Why has financial reform unraveled so dramatically?  It is because the reform efforts were too focused on the proximate economic causes of the crisis and completely ignored the more fundamental political causes.  In our new book, Political Bubbles:  Financial Crisis and the Failure of American Democracy,  Keith Poole, Howard Rosenthal, and I argue that behind each financial crisis lurks a “political bubble” — a set political biases that foster market behaviors leading to financial instability. Rather than tilting against risky behavior, in political bubbles politicians and regulators aid, abet, and amplify the risks created in financial markets.  These biases are deeply embedded in the constellation of ideology, institutions, and interests that define the American political system.  We not only trace how a political bubble led to the U.S. deregulatory and monetary policies propped up the asset bubbles that generated the 2008 crisis, but how similar dynamics have played out in the recurrent financial crises in U.S. history.

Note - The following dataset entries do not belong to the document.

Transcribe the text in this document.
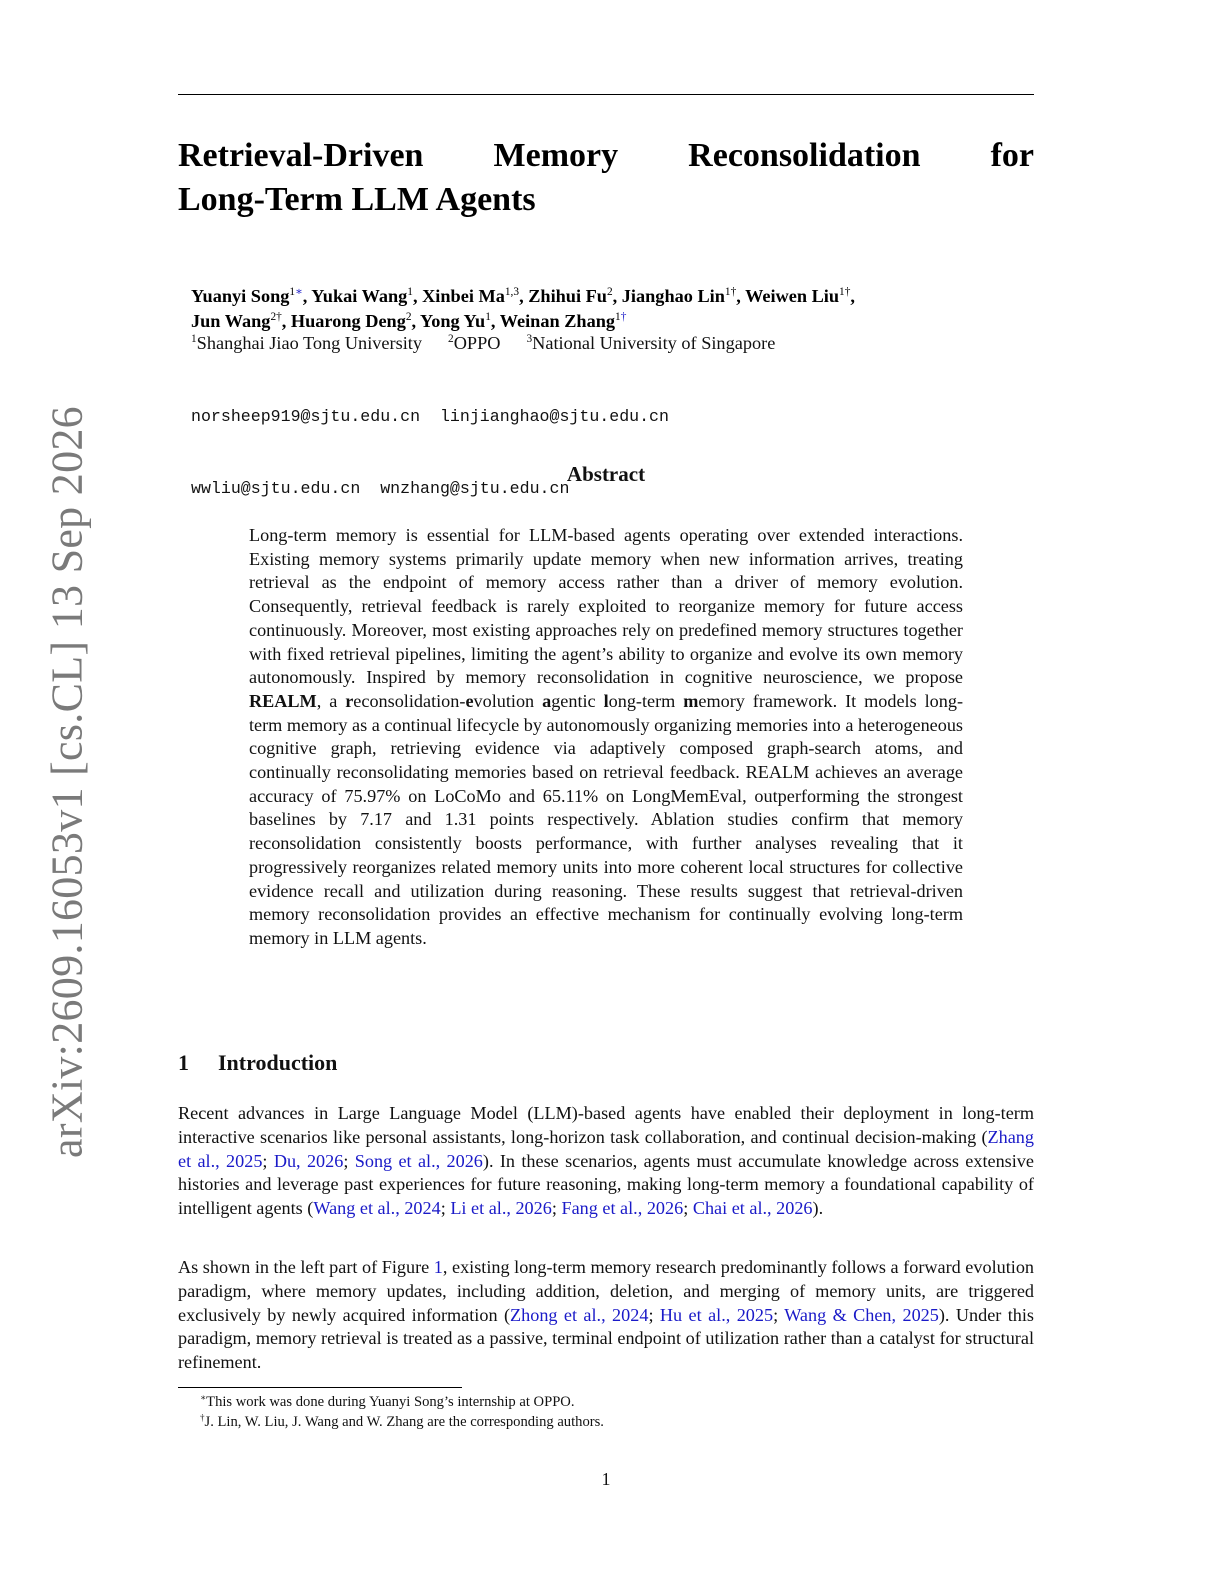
arXiv:2609.16053v1 [cs.CL] 13 Sep 2026
Retrieval-Driven Memory Reconsolidation for
Long-Term LLM Agents
Yuanyi Song$^{1∗}$, Yukai Wang$^1$, Xinbei Ma$^{1,3}$, Zhihui Fu$^2$, Jianghao Lin$^{1\dagger}$, Weiwen Liu$^{1\dagger}$,
Jun Wang$^{2\dagger}$, Huarong Deng$^2$, Yong Yu$^1$, Weinan Zhang$^{1\dagger}$
$^1$Shanghai Jiao Tong University $^2$OPPO $^3$National University of Singapore

norsheep919@sjtu.edu.cn  linjianghao@sjtu.edu.cn

wwliu@sjtu.edu.cn  wnzhang@sjtu.edu.cn

Abstract
Long-term memory is essential for LLM-based agents operating over extended interactions. Existing memory systems primarily update memory when new information arrives, treating retrieval as the endpoint of memory access rather than a driver of memory evolution. Consequently, retrieval feedback is rarely exploited to reorganize memory for future access continuously. Moreover, most existing approaches rely on predefined memory structures together with fixed retrieval pipelines, limiting the agent’s ability to organize and evolve its own memory autonomously. Inspired by memory reconsolidation in cognitive neuroscience, we propose REALM, a reconsolidation-evolution agentic long-term memory framework. It models long-term memory as a continual lifecycle by autonomously organizing memories into a heterogeneous cognitive graph, retrieving evidence via adaptively composed graph-search atoms, and continually reconsolidating memories based on retrieval feedback. REALM achieves an average accuracy of 75.97% on LoCoMo and 65.11% on LongMemEval, outperforming the strongest baselines by 7.17 and 1.31 points respectively. Ablation studies confirm that memory reconsolidation consistently boosts performance, with further analyses revealing that it progressively reorganizes related memory units into more coherent local structures for collective evidence recall and utilization during reasoning. These results suggest that retrieval-driven memory reconsolidation provides an effective mechanism for continually evolving long-term memory in LLM agents.
1 Introduction

Recent advances in Large Language Model (LLM)-based agents have enabled their deployment in long-term interactive scenarios like personal assistants, long-horizon task collaboration, and continual decision-making (Zhang et al., 2025; Du, 2026; Song et al., 2026). In these scenarios, agents must accumulate knowledge across extensive histories and leverage past experiences for future reasoning, making long-term memory a foundational capability of intelligent agents (Wang et al., 2024; Li et al., 2026; Fang et al., 2026; Chai et al., 2026).

As shown in the left part of Figure 1, existing long-term memory research predominantly follows a forward evolution paradigm, where memory updates, including addition, deletion, and merging of memory units, are triggered exclusively by newly acquired information (Zhong et al., 2024; Hu et al., 2025; Wang & Chen, 2025). Under this paradigm, memory retrieval is treated as a passive, terminal endpoint of utilization rather than a catalyst for structural refinement.

∗This work was done during Yuanyi Song’s internship at OPPO.
†J. Lin, W. Liu, J. Wang and W. Zhang are the corresponding authors.
1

Unfortunately, little has happened over the past five to eliminate the ingredients of the political bubble.  The Republican Party and much of the Democratic Party remain ideologically committed to financial deregulation.   Congress remains polarized, gridlocked, and dysfunctional.  Fragmented regulatory agencies remain under-resourced, yet authorized to formulate and enforce hopelessly complex rules for hopelessly complex markets.  And most importantly, the political clout of the financial sector has scarcely diminished.

Let’s hope this new political bubble doesn’t pop as violently as the last.